To address demand issues:

  1. Get the developed world to stop wasting food. I don’t know how to accomplish this from a policy perspective, but any change is good change, so awareness and marketing is Step 1. When you’re at a restaurant, tell them not to bring the bread basket or the side of rice if you’re not planning on eating it. It will improve the retailer’s margins and help improve the world food supply.
  2. Stop eating meat if you’re eating a lot, and if you’re vegetarian, maybe start to eat some more. According to a Cornell University study published last October, “Even though a moderate-fat plant-based diet with a little meat and dairy . . . uses more land than the all-vegetarian diet . . ., it feeds more people (is more efficient) because it uses more pasture land, which is widely available.” It’s well-established that it takes much more land to raise the animals needed to feed someone than to grow plants to feed that same person. But the Cornell study makes the interesting point that since the quality of land needed to product food for people is higher than the quality of land needed for pasture, a little bit of meat is actually the more efficient choice.

While no one likes high food prices and hungry people, the fact of the matter is that markets work the way they do for a reason. As food prices go up, it makes farming land vs. using it for other things more attractive, increasing supply, lowering prices, and creating a new equilibrium. Additionally, many of the farmers who export their crops are actually in some of the world’s poorest countries, and by trying to lower food prices, you hurt their ability to buy other items necessary for survival.

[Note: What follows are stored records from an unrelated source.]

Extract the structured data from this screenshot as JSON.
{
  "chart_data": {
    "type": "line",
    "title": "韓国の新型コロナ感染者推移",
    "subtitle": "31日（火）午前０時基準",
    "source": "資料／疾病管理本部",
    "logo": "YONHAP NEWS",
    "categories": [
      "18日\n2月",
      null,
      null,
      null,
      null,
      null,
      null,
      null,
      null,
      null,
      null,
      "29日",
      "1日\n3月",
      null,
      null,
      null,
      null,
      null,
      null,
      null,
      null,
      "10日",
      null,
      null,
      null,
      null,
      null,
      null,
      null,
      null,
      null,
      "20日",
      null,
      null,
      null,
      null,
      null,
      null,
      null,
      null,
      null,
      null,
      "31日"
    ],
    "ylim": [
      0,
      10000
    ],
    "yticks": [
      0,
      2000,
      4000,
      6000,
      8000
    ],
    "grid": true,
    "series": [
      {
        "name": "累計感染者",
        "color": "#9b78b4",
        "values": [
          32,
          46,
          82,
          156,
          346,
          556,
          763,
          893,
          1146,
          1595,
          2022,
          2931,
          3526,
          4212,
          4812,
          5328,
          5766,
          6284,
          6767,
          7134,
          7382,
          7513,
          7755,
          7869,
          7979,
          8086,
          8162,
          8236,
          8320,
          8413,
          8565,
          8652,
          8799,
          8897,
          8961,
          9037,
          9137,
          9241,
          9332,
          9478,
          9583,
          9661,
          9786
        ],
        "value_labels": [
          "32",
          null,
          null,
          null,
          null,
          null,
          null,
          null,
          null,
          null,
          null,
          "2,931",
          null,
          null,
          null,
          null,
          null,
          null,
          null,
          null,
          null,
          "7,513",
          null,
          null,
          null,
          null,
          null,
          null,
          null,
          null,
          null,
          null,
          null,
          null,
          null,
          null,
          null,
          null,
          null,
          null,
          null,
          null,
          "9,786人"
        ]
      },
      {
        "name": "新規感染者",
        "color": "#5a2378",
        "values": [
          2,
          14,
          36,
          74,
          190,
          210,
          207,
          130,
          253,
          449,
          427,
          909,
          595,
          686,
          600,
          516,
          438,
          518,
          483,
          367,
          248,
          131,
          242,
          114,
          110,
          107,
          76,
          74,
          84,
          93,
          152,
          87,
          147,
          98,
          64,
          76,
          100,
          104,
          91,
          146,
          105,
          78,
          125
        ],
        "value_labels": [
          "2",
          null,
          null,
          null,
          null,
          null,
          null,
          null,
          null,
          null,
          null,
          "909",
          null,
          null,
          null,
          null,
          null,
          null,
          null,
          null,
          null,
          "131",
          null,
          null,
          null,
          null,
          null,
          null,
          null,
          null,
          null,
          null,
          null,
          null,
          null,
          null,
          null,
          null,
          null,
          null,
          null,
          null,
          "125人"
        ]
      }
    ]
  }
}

One way to combat this would be to set up hedge contracts between the buyers and sellers so that everyone’s standard of living is consistent and livable for an extended period, but the logistical constraints of this solution are probably insurmountable.

A recent suggestion that has been made about the food crisis is that it is partly due to investment in biofuels. Yes, that has taken supply off the market. BUT, global warming could have just as dire consequences long-term as the food crisis does short-term. While I am a big believer in free markets and in general hate subsidies, unfortunately if you are going to be free market, you have to accept that sometimes short-term sacrifices must be made for the long-term good and the right response is NOT to simply increase farming subsidies so that they are higher than biofuel subsidies.